Heat-Forming Laminate to Fit Curves
From contributor K:
I have been laminating 1" radii on 1-1/2" countertops for years without using any other glue than standard spray grade contact cement. The laminate is general purpose and formed at full thickness (the back was not sanded to a thinner dimension). In order for this to work, it requires that the laminate is heated to a state of relaxation that allows for the forming of the material to the core. This is not something that can be done cold. Also, there are some laminate brands that will have a greater chance of cracking because of the physical properties of the sheets. In these situations, I will usually increase to a two inch radii and increase the overhang either on the front edge or end of the core to be certain that the top will cover the cabinet and doors. It is important to make sure that the core, as stated in the previous post, is cut to a true radii, not cut roughly with a jigsaw and/or formed by a belt sander. After cutting the radius, block sand the area of transition where the radius meets the straight edge to remove any slight imperfections. If the area feels rough, it will increase the opportunity to crack the laminate as it is formed around the core. Make sure that the radius is smooth, clean off any excess dust and properly coat with the adhesive.
The best thing to do is learn about how laminate reacts to heat. Purchase a commercial heat gun for about $100 to $125 (we have used Bosch for years, but there are other good brands on the market), and cut some scrap laminate edgebanding to the width that you normally use.
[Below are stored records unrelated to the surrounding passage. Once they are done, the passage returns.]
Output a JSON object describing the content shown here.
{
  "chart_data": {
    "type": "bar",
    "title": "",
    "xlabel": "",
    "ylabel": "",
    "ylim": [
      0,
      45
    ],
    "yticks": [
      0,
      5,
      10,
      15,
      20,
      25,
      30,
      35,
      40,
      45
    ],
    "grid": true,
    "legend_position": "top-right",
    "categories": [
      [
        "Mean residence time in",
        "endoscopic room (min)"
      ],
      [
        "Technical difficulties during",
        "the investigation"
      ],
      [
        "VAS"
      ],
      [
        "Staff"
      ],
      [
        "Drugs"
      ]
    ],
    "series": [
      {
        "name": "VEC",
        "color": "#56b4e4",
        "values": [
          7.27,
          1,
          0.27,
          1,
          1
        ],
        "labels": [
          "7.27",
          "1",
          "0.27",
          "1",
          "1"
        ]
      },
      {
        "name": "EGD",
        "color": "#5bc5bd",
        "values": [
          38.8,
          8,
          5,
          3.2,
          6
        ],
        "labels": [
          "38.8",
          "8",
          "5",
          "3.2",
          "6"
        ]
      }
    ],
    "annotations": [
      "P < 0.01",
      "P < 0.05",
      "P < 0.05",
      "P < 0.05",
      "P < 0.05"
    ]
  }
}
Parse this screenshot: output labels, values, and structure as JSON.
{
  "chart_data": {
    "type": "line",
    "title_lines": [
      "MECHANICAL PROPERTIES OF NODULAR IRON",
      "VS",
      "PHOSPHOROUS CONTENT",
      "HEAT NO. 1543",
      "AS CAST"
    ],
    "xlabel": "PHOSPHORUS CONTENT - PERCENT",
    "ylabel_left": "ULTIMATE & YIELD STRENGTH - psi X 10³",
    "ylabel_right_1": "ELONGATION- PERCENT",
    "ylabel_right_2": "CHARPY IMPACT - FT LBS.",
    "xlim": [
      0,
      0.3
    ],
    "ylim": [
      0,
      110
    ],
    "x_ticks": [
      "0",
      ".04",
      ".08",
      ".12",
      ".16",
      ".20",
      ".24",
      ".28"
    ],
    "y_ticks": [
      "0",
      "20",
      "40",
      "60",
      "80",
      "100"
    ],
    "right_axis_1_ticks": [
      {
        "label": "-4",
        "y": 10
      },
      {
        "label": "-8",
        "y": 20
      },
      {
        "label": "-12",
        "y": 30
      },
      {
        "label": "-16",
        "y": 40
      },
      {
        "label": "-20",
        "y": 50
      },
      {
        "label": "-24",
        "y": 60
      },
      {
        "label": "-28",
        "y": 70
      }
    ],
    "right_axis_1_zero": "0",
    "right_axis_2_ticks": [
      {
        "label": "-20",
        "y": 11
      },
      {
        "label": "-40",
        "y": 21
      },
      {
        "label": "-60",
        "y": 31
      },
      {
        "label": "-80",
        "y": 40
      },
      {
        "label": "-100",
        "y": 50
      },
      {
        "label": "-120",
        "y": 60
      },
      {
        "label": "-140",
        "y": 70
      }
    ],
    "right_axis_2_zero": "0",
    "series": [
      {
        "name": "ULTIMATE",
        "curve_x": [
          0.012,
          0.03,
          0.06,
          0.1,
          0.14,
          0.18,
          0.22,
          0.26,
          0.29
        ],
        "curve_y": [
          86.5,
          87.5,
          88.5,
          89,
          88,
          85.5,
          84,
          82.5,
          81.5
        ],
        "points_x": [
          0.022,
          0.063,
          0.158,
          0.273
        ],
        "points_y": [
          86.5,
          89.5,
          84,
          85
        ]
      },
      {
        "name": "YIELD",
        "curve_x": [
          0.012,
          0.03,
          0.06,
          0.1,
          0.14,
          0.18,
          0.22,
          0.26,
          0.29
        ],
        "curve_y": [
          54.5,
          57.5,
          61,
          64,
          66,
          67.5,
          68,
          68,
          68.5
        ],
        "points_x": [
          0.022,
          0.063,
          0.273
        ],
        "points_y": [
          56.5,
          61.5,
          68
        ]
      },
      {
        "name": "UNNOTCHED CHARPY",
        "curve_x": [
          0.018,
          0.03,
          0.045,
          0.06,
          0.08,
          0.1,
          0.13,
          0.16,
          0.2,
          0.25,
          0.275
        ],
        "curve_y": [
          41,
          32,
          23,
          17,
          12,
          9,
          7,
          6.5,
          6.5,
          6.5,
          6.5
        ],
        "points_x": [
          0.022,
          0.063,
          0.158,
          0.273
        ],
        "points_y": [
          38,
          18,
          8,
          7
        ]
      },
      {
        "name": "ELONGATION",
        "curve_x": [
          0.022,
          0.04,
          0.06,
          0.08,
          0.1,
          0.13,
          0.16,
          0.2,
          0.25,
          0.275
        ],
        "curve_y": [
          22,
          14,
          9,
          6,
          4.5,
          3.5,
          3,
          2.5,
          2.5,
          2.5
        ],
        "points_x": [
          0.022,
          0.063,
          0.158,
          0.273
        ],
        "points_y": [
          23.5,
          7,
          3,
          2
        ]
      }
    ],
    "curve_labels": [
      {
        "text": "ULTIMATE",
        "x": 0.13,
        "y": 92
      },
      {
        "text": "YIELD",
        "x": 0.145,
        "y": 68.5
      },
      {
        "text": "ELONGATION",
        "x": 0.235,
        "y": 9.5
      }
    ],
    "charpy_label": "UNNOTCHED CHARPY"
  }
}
We over cut the width by 1/8" of the actual core thickness. Then, using the heat gun, good gloves because the laminate will get hot, and safety glasses, start by heating the strips one at a time and watch the movement of the laminate as it gets hot. Laminate forms at approximately 315 to 325 degrees Fahrenheit. Some shops use a heat-indicating material that is brushed on the edge to indicate the proper temperature; however, once you become proficient with this procedure, you will learn to look for the characteristics that the laminate will exhibit when it "relaxes" and loses its memory from being manufactured. It is easier to observe the relaxation of the material when the edgeband is applied vertically and heated.
Once the material reaches the correct temperature, you need to work quickly to form the laminate to the core edge before it cools. This is when the gloves really help because the piece is hot. After forming the corner, keep moving with the rest of the edge keeping the laminate tight to the core. This will usually eliminate any need to clamp the corner as it cools. Do not hesitate to hold the heat gun on the edgeband too long on the test pieces, and make sure that they have adhesive on them so that you duplicate the actual results when laminating the core. Find out how long it takes a piece of laminate to blister from too much heat and then back off the amount of time the material is heated from your result. The actual process, when performed properly, takes a lot less time than it did to type this response.
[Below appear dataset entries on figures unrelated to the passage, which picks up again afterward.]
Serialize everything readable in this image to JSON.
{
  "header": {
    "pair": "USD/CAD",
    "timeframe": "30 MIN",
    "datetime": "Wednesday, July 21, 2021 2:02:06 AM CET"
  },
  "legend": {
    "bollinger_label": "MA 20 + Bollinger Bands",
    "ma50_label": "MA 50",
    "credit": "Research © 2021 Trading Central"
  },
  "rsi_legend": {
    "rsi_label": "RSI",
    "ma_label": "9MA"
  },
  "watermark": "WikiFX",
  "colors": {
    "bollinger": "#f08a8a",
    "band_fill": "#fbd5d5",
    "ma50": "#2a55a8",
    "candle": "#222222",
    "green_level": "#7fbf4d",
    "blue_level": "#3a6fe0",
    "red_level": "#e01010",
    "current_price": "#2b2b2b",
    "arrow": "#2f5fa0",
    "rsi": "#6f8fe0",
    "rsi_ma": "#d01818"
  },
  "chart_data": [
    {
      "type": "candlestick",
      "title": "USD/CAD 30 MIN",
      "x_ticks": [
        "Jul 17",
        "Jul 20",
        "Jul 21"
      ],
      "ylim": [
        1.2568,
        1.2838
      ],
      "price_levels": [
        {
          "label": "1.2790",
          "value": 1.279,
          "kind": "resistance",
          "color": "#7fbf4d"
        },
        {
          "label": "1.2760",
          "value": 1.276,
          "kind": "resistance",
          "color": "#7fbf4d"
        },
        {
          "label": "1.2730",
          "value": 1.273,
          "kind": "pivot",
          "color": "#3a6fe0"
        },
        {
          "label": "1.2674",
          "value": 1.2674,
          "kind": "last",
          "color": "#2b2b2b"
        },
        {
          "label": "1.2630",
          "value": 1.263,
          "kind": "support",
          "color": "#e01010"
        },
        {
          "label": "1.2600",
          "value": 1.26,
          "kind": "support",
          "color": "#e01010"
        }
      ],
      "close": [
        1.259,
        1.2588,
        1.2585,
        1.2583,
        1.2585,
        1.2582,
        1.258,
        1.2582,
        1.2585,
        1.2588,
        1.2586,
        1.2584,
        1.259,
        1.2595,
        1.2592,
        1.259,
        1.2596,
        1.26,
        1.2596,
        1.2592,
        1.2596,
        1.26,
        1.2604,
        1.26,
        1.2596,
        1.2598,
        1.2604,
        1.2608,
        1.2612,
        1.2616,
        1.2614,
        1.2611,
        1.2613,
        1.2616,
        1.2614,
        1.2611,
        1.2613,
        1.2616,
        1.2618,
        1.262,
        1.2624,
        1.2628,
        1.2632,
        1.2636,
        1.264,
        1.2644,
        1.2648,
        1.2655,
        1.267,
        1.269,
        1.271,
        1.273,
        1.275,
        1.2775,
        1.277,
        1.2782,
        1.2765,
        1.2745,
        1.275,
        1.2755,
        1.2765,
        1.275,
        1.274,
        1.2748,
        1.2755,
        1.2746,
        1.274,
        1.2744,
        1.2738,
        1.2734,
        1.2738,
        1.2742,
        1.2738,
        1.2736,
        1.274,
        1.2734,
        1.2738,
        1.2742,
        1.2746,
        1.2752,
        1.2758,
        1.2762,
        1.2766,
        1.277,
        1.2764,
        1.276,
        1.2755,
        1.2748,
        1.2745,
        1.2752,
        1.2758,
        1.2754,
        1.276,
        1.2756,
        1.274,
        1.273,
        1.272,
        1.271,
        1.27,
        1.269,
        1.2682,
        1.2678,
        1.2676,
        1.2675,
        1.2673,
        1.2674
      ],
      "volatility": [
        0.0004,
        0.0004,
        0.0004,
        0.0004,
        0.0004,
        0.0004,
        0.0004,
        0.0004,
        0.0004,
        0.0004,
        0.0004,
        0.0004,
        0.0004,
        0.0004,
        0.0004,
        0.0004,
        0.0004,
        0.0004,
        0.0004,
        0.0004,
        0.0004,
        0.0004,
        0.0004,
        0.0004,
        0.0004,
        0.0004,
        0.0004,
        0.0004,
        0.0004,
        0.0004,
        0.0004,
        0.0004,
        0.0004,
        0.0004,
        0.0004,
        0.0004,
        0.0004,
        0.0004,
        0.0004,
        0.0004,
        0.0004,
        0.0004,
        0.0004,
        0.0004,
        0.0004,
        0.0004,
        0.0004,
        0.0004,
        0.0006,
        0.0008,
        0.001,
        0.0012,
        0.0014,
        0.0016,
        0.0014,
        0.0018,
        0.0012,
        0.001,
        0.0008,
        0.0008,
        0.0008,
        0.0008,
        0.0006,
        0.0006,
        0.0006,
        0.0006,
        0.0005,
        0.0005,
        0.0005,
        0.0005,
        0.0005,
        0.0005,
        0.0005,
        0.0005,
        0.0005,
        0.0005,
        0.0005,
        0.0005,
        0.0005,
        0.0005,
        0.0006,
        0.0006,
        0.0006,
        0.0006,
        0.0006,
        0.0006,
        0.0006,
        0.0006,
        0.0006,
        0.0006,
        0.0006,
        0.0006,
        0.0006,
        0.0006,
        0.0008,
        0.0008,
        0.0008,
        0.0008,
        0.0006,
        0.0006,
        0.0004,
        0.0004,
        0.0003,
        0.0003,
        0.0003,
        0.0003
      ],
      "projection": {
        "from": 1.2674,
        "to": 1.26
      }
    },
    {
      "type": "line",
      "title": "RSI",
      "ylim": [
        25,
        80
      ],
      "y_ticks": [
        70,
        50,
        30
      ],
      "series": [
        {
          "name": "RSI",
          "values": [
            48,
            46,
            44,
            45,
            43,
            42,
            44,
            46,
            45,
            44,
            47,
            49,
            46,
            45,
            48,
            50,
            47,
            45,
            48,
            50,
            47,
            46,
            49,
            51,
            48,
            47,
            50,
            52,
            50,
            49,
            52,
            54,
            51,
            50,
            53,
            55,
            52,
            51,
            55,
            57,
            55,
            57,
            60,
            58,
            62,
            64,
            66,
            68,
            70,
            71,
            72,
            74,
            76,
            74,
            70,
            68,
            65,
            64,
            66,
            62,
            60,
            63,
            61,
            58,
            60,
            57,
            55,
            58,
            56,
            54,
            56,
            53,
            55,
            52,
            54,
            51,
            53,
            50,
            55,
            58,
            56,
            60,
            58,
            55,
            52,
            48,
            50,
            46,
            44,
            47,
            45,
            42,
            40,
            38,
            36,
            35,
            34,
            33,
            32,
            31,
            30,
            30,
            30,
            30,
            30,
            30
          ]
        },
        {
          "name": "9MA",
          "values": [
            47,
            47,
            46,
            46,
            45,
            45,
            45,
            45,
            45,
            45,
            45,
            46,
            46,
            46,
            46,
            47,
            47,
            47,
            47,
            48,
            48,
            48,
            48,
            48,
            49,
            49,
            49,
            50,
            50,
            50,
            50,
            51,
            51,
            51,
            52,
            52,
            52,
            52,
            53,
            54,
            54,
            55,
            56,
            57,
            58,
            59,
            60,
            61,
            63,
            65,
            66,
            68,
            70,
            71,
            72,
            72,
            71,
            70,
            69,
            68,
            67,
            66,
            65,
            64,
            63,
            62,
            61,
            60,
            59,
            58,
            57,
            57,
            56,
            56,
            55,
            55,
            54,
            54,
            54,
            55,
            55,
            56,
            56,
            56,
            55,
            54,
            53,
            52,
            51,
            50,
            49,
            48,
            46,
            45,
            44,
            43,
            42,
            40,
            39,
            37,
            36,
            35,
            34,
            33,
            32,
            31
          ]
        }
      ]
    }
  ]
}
Once you learn how to do this correctly, it can make a lot of difference in how you can sell tops to customers, by making the outside corner of any top safer in the traffic areas of the home, by eliminating any sharp corners that someone walks past. It also lessens the dents in your kids' heads as they grow up. And a final benefit is that it removes the dark line and area where the laminate can catch and break. We have all seen the broken corner of a countertop in a kitchen, store or office because the deck was laminated using a standard square edge process.